Quality Care Symposium: Few Women Discuss Financial Aspect of Cancer Care With Physicians

By: Sarah Campen, PharmD
Posted: Monday, October 1, 2018

Although many women with breast cancer report significant financial burden related to their care and prefer to discuss costs before beginning treatment, the majority are not having conversations about the cost of care with their oncology team. These are the findings of a study presented at the 2018 American Society of Clinical Oncology (ASCO) Quality Care Symposium in Phoenix (Abstract 207).

“In an era of rising cancer treatment costs, we don’t routinely discuss the financial implications of cancer care with women embarking on treatment,” stated lead author Rachel Adams Greenup, MD, MPH, of Duke University Medical Center, Durham, North Carolina, in an ASCO press release. “As women consider various cancer treatment options, information about costs could help them make more informed decisions about which therapies are best for them.”

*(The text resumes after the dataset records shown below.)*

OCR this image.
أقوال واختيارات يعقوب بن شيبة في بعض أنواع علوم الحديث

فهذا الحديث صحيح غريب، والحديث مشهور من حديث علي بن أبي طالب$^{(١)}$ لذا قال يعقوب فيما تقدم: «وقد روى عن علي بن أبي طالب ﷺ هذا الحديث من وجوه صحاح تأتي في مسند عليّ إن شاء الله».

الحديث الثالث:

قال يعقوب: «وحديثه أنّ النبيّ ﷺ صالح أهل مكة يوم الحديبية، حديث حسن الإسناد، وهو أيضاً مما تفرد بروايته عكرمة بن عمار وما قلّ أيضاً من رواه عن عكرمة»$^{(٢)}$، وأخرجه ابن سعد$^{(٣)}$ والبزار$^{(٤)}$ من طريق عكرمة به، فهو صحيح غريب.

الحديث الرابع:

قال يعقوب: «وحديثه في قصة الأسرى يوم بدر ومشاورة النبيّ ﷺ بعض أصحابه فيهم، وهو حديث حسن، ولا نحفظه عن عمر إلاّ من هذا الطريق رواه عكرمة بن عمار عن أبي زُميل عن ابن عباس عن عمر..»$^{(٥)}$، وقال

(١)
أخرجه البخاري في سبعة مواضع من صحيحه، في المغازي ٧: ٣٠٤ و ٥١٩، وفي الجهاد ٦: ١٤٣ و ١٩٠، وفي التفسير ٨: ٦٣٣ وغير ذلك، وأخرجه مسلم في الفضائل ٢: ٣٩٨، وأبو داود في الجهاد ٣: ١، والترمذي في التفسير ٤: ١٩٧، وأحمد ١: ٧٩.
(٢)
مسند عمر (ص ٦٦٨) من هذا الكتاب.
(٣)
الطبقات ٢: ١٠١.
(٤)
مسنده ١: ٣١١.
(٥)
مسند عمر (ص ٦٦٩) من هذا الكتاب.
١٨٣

In the study, 607 women with stage 0 to III breast cancer completed an 88-question electronic survey regarding their experiences with breast cancer treatment costs and their preferences for cost transparency. The majority had private (70%) insurance or Medicare (25%) and reported an annual household income of at least $74,000. Median out-of-pocket costs were $3,500, and 15.5% of women reported “significant to catastrophic” financial burden.

The majority of patients (79%) reported preferring cost transparency prior to beginning treatment; however, most participants (78%) never discussed costs with their cancer team. Women who discussed cost of treatment were more likely to have stage II or III disease, were less likely to be depressed, and had less insurance coverage than those who did not. Older age, increasing household income, and better insurance coverage were associated with a decreased risk of financial harm.